On leaving the museum I wanted to catch another trail that wouldn’t be marked and got somewhat lost.  I asked a gentleman passing in the other direction where this river might be and he offered to take me.  He took off in the other direction that he was travelling and I followed along.  Little did I know that this would entail him taking me 8k out of his way.  He was absolutely gracious about it playing guide along the way pointing out his daughters house, canals built but never used, memorial for the place where chemical weapons were first used, and the memorial to Flanders Field.  He showed me how to get around some construction and then set me on the right path, talk about a nice guy.
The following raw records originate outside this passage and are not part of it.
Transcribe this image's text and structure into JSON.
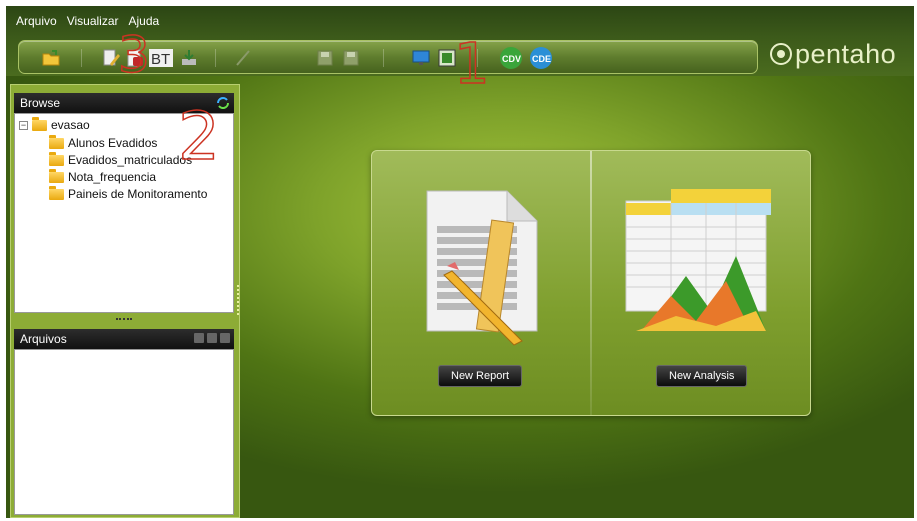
{
  "menu": {
    "items": [
      "Arquivo",
      "Visualizar",
      "Ajuda"
    ]
  },
  "logo": {
    "text": "pentaho"
  },
  "toolbar": {
    "icons": [
      "open-folder-icon",
      "edit-document-icon",
      "pdf-icon",
      "bt-icon",
      "export-icon",
      "pencil-icon",
      "save-icon",
      "save-as-icon",
      "monitor-icon",
      "layout-icon",
      "cdv-icon",
      "cde-icon"
    ],
    "cdv_label": "CDV",
    "cde_label": "CDE",
    "bt_label": "BT"
  },
  "browse": {
    "title": "Browse",
    "root": "evasao",
    "folders": [
      "Alunos Evadidos",
      "Evadidos_matriculados",
      "Nota_frequencia",
      "Paineis de Monitoramento"
    ]
  },
  "files": {
    "title": "Arquivos"
  },
  "launch": {
    "new_report": "New Report",
    "new_analysis": "New Analysis"
  },
  "annotations": {
    "one": "1",
    "two": "2",
    "three": "3"
  },
  "colors": {
    "background_green": "#7ea22a",
    "toolbar_green": "#5f7d2e",
    "dark_header": "#111111",
    "folder_yellow": "#e9a90f",
    "cdv_green": "#3aa53a",
    "cde_blue": "#2a8fd6"
  }
}
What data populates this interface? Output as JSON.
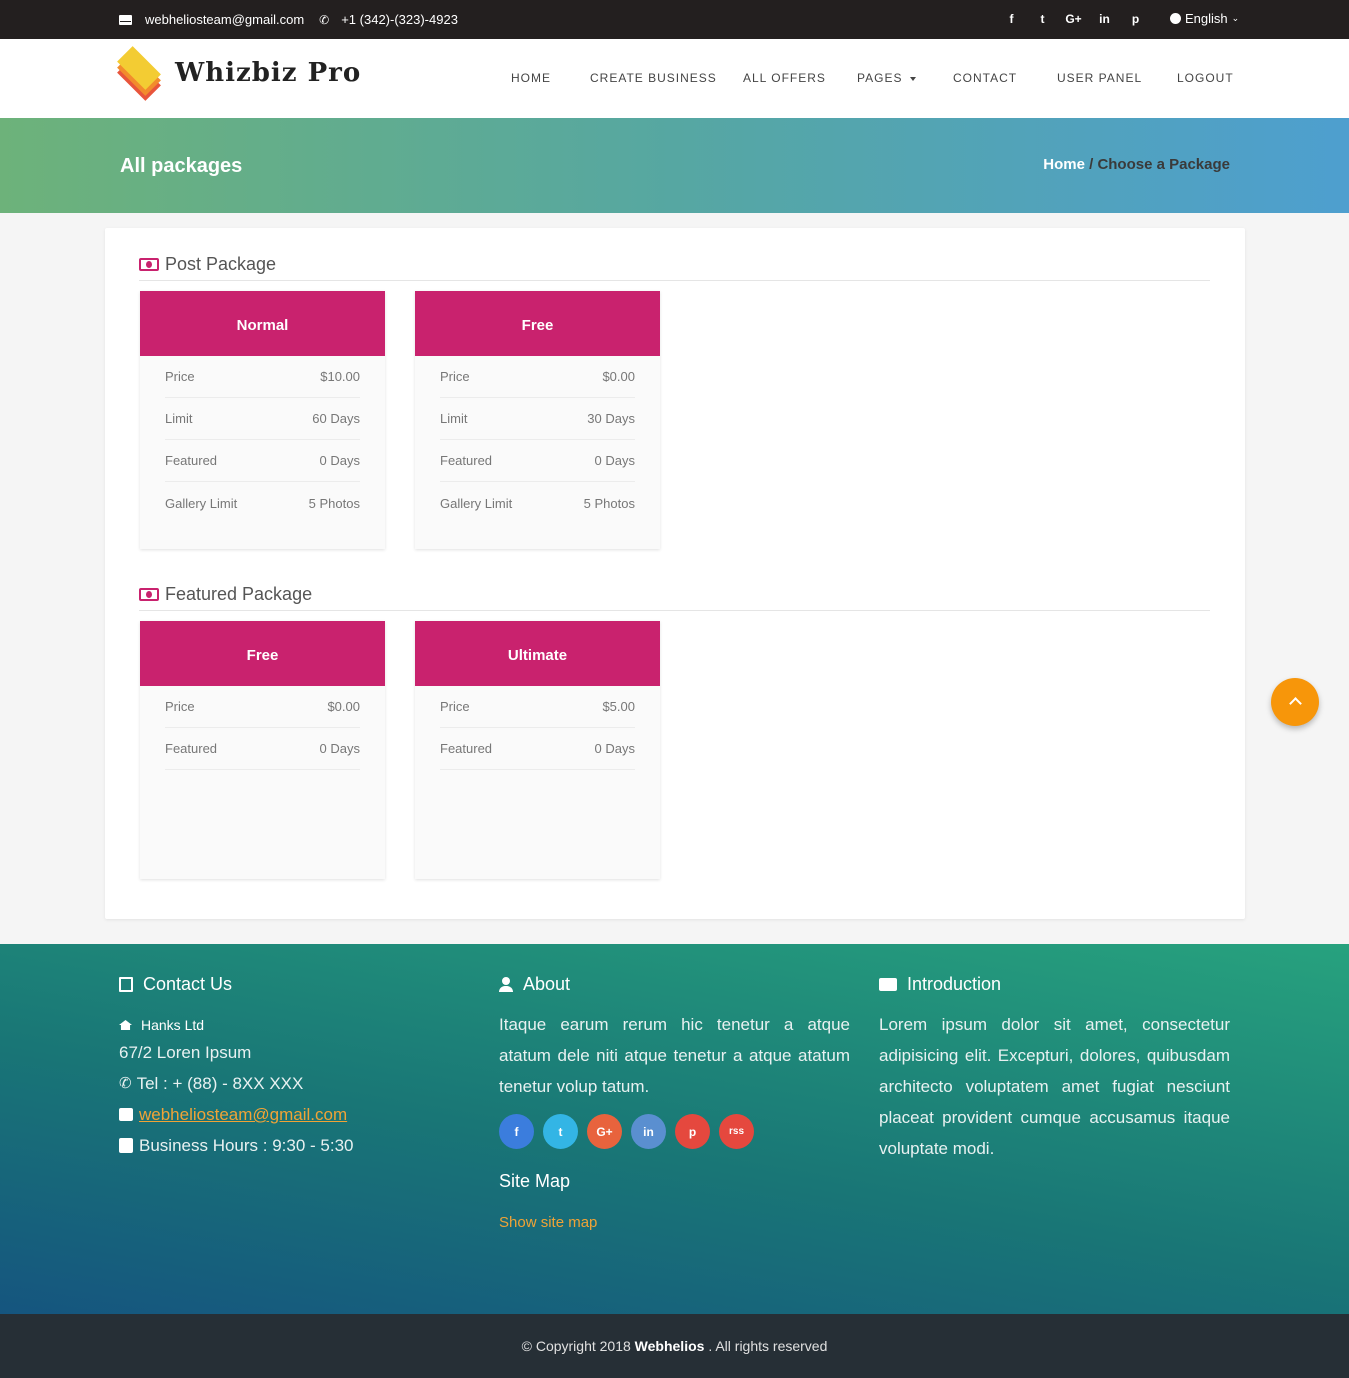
{
  "topbar": {
    "email": "webheliosteam@gmail.com",
    "phone": "+1 (342)-(323)-4923",
    "social_icons": [
      "facebook-icon",
      "twitter-icon",
      "google-plus-icon",
      "linkedin-icon",
      "pinterest-icon"
    ],
    "social_glyphs": [
      "f",
      "t",
      "G+",
      "in",
      "p"
    ],
    "language": "English"
  },
  "nav": {
    "logo_text": "Whizbiz Pro",
    "items": [
      "HOME",
      "CREATE BUSINESS",
      "ALL OFFERS",
      "PAGES",
      "CONTACT",
      "USER PANEL",
      "LOGOUT"
    ]
  },
  "banner": {
    "title": "All packages",
    "breadcrumb_home": "Home",
    "breadcrumb_sep": " / ",
    "breadcrumb_current": "Choose a Package"
  },
  "post_package": {
    "title": "Post Package",
    "packages": [
      {
        "name": "Normal",
        "rows": [
          {
            "label": "Price",
            "value": "$10.00"
          },
          {
            "label": "Limit",
            "value": "60 Days"
          },
          {
            "label": "Featured",
            "value": "0 Days"
          },
          {
            "label": "Gallery Limit",
            "value": "5 Photos"
          }
        ]
      },
      {
        "name": "Free",
        "rows": [
          {
            "label": "Price",
            "value": "$0.00"
          },
          {
            "label": "Limit",
            "value": "30 Days"
          },
          {
            "label": "Featured",
            "value": "0 Days"
          },
          {
            "label": "Gallery Limit",
            "value": "5 Photos"
          }
        ]
      }
    ]
  },
  "featured_package": {
    "title": "Featured Package",
    "packages": [
      {
        "name": "Free",
        "rows": [
          {
            "label": "Price",
            "value": "$0.00"
          },
          {
            "label": "Featured",
            "value": "0 Days"
          }
        ]
      },
      {
        "name": "Ultimate",
        "rows": [
          {
            "label": "Price",
            "value": "$5.00"
          },
          {
            "label": "Featured",
            "value": "0 Days"
          }
        ]
      }
    ]
  },
  "footer": {
    "contact": {
      "title": "Contact Us",
      "company": "Hanks Ltd",
      "address": "67/2 Loren Ipsum",
      "tel": "Tel : + (88) - 8XX XXX",
      "email": "webheliosteam@gmail.com",
      "hours": "Business Hours : 9:30 - 5:30"
    },
    "about": {
      "title": "About",
      "text": "Itaque earum rerum hic tenetur a atque atatum dele niti atque tenetur a atque atatum tenetur volup tatum.",
      "socials": [
        {
          "icon": "facebook-icon",
          "glyph": "f",
          "color": "#3b7ddd"
        },
        {
          "icon": "twitter-icon",
          "glyph": "t",
          "color": "#33b5e5"
        },
        {
          "icon": "google-plus-icon",
          "glyph": "G+",
          "color": "#e8633d"
        },
        {
          "icon": "linkedin-icon",
          "glyph": "in",
          "color": "#5a8fd0"
        },
        {
          "icon": "pinterest-icon",
          "glyph": "p",
          "color": "#e5483e"
        },
        {
          "icon": "rss-icon",
          "glyph": "rss",
          "color": "#e5483e"
        }
      ],
      "sitemap_title": "Site Map",
      "sitemap_link": "Show site map"
    },
    "intro": {
      "title": "Introduction",
      "text": "Lorem ipsum dolor sit amet, consectetur adipisicing elit. Excepturi, dolores, quibusdam architecto voluptatem amet fugiat nesciunt placeat provident cumque accusamus itaque voluptate modi."
    }
  },
  "copyright": {
    "prefix": "© Copyright 2018 ",
    "brand": "Webhelios",
    "suffix": " . All rights reserved"
  },
  "colors": {
    "accent": "#c9226e",
    "topbar": "#231f1f",
    "scroll_top": "#f7960a",
    "link": "#f0a336"
  }
}
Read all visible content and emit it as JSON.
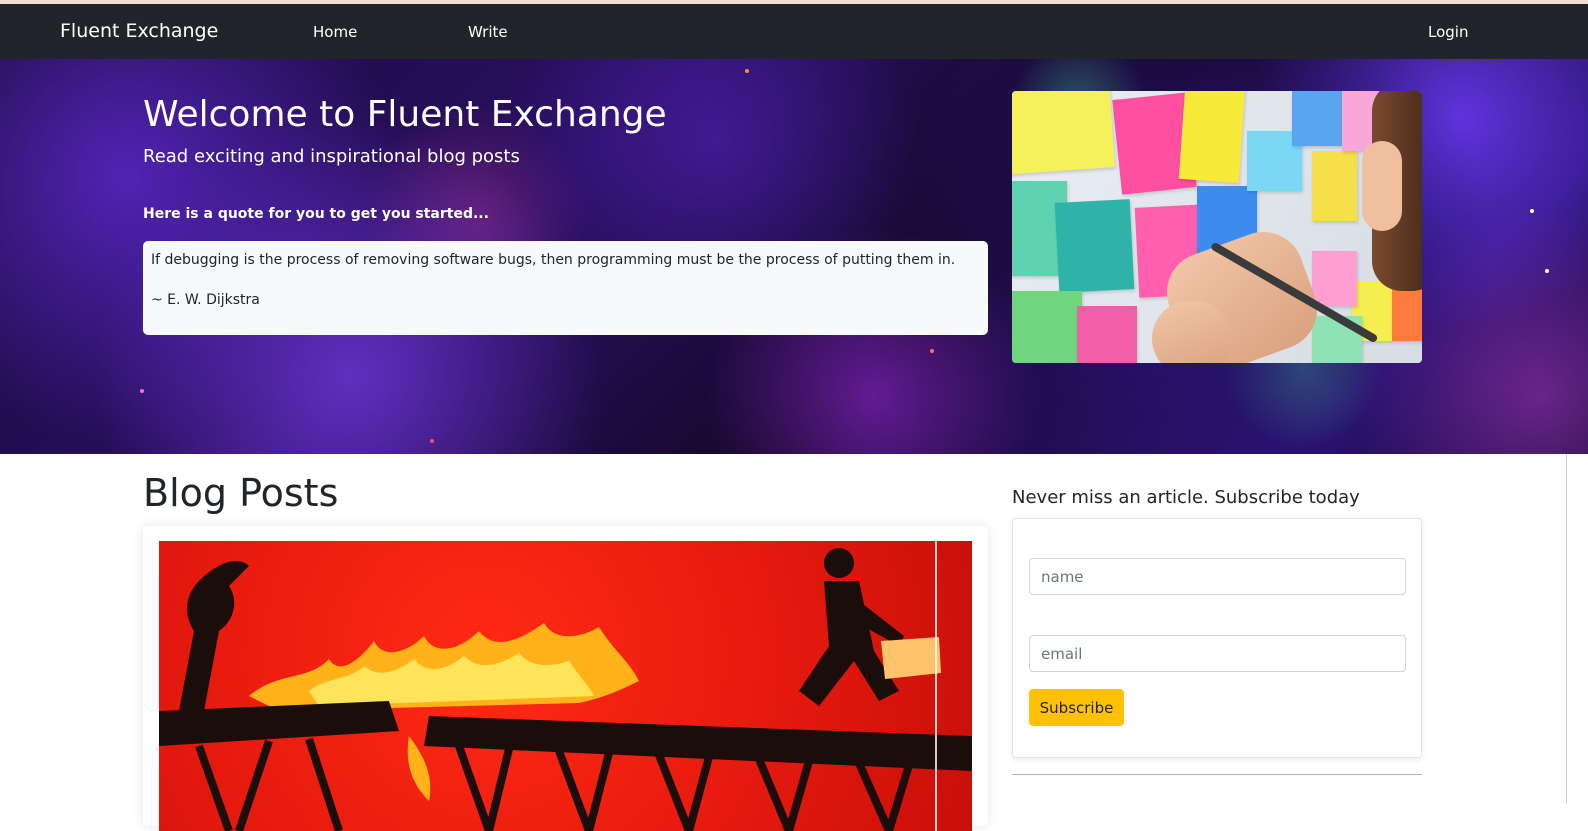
{
  "navbar": {
    "brand": "Fluent Exchange",
    "links": [
      {
        "label": "Home"
      },
      {
        "label": "Write"
      }
    ],
    "login_label": "Login"
  },
  "hero": {
    "title": "Welcome to Fluent Exchange",
    "subtitle": "Read exciting and inspirational blog posts",
    "quote_intro": "Here is a quote for you to get you started...",
    "quote_text": "If debugging is the process of removing software bugs, then programming must be the process of putting them in.",
    "quote_author": "~ E. W. Dijkstra"
  },
  "main": {
    "heading": "Blog Posts"
  },
  "subscribe": {
    "heading": "Never miss an article. Subscribe today",
    "name_placeholder": "name",
    "email_placeholder": "email",
    "button_label": "Subscribe"
  },
  "colors": {
    "navbar_bg": "#212529",
    "button_accent": "#ffc107",
    "quote_box_bg": "#f8f9fa",
    "post_image_red": "#e61a0e"
  },
  "icons": {
    "hero_image": "sticky-notes-photo",
    "post_image": "burning-bridge-illustration"
  }
}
The bike is holding out something fierce, beside one flat tire and one busted tire no other problems yet.  It was something of a problem having a busted tire as I was travelling with no spare.  I spent an hour trying to thumb a ride into a town with a bike shop but nobody was stopping.  I gave up and started walking into a town I passed through several kilometers back to see if I could find some help when a guy pulled up in a van that spoke no English.  With my limited French and German I was able to express “Velo Kaput.”  We loaded up the bike into the van and he looked at me and said “1 Minute” he thought to himself for a while and took off in the direction I had come from.  He pulled up at someones house and jumped out and said again “1 Minute” he talked to a guy for a while and jumped back in the van again and we were off.  A few minutes later we pulled up to some guys house who happened to have a slew of bike parts.  He talked to the guy for a while and asked through the guy if he wanted to wait to take me back to where he picked me up and  I declined.  I said my thanks and he smiled and jumped back in the van and was off again.  I’m nominating that guy as Mr. Belgium.

The road really flattened out the last few days once I reached the Flemish area.  I thought I should get a tail wind as I turned north only to have the wind switch directions on me.  I prefer hills, at least they have a payoff.  The wind will just grind you down relentlessly.  I did end up getting used to looking at every vertical object for signs of a turn or to stay on course and it turns out to be a pretty elegant solution to the difficult problem of signing a complex yet relatively traffic free route for cyclists.  On the other hand once in the flemish area there are a multitude of signs for different routes that will take you everywhere it seems.

If only I had time to go everywhere.